COSTA MESA — While many cities step up drunk driving checkpoints during the holiday season, Costa Mesa police are conducting fewer of them — largely as directed by the City Council, police said.
Police instead are focusing on saturation patrols that assign more police officers to target drunk drivers on a given night — which, council members and police say, is more effective in catching drunk drivers.
Last year, the Police Department mounted 20 checkpoints, and in 2011 the department has conducted half that many, said Sgt. Phil Myers.
Both checkpoints and saturation patrols often require overtime, which state grants typically cover, Myers said.
While DUI checkpoints usually require 14 officers, saturation patrols require half as many, Myers said.
Mayor Pro Tem Jim Righeimer said the decision to reduce checkpoints was based on findings from newly appointed Chief Tom Gazsi, who demonstrated to council members that saturation patrols are more effective.
According to Gazsi, saturation patrols free up officers, who can also respond to emergencies.

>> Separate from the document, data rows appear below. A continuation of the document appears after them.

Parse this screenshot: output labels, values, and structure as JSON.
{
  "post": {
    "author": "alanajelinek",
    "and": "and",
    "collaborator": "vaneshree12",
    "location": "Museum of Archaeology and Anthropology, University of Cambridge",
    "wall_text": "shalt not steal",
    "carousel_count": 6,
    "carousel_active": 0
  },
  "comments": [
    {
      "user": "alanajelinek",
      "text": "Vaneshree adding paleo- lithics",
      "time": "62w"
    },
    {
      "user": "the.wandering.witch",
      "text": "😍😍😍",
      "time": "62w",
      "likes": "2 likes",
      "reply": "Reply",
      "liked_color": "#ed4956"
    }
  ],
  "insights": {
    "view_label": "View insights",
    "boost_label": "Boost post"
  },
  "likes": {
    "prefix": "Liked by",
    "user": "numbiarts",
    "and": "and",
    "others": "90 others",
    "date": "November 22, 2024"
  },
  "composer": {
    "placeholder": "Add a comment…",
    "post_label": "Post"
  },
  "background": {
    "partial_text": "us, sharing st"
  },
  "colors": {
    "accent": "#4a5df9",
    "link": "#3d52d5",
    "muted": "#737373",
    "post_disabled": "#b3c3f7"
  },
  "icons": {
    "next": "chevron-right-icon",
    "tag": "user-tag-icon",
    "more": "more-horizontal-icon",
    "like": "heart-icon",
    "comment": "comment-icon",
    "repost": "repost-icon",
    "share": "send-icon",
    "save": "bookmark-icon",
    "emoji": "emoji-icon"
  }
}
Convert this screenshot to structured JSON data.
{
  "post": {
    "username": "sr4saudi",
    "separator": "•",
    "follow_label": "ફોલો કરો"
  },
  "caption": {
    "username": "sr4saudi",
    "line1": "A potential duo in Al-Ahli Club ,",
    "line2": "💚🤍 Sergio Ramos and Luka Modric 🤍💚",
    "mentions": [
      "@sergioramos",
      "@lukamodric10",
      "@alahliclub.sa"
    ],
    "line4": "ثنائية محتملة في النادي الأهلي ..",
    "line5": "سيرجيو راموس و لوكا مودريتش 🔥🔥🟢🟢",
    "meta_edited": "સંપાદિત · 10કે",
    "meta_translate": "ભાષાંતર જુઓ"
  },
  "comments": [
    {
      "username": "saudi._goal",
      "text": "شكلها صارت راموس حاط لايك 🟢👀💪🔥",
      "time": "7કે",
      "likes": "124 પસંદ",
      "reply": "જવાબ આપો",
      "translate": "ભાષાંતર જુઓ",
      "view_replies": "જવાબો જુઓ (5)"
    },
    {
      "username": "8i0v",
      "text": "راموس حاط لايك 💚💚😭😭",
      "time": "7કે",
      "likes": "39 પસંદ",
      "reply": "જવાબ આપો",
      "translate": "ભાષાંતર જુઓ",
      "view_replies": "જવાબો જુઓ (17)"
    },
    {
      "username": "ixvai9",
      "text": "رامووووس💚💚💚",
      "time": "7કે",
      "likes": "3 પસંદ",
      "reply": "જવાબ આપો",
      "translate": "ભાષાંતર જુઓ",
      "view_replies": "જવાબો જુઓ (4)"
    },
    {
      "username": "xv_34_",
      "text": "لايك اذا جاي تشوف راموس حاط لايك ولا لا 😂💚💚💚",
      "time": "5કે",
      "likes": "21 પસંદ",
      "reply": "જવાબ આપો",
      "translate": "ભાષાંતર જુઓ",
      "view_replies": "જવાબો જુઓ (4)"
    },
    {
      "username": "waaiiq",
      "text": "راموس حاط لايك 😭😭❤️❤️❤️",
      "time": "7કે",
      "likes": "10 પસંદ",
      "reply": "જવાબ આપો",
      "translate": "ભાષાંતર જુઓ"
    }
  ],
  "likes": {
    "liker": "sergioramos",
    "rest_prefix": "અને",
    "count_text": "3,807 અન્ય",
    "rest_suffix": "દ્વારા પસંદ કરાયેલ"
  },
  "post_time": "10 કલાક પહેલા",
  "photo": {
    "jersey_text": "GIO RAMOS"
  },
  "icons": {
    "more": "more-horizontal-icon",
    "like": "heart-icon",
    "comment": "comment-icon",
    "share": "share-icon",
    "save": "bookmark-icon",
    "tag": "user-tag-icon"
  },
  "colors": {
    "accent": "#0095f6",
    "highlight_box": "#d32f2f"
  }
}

"It's a logical decision based on getting the most with less personnel," Gazsi said.
Righeimer said the beefed up patrols can results in the arrests of two to three times as many drunk drivers than the checkpoints, which are more educational in nature.
"They just get a lot more drunks off the road," Righeimer said.
Righeimer complained about the effectiveness of DUI checkpoints while running for office last year. Back then, he complained that one checkpoint staged around the time of a Friday night football game backed up traffic.
Although the department is changing its approach, the city is not losing any state grant money from the Office of Traffic Safety, Righeimer said.
FOR THE RECORD:
This clarifies Councilman Steve Mensinger's stance on DUI enforcement in Costa Mesa.
In a recent council meeting, Councilman Steve Mensinger said the city should use Gazsi's suggestion of saturation patrols for DUI enforcement, since it is more effective than checkpoints.
"Chief Gazsi, I hope that in the future we can reduce checkpoints to zero and focus on saturation patrols," he said.
Councilwoman Wendy Leece said the new method of catching drunk drivers is a way of maintaining safe streets with a reduced police force.
"Many come to Costa Mesa bars and restaurants to drink and party," she said in an email. "Many pass through from Newport Beach as well. With recent cuts in our police force, I hope we will be even more effective in deterring drunk drivers and boldly proclaim, 'If you are in Costa Mesa, don't drink and drive or you will be in big trouble'."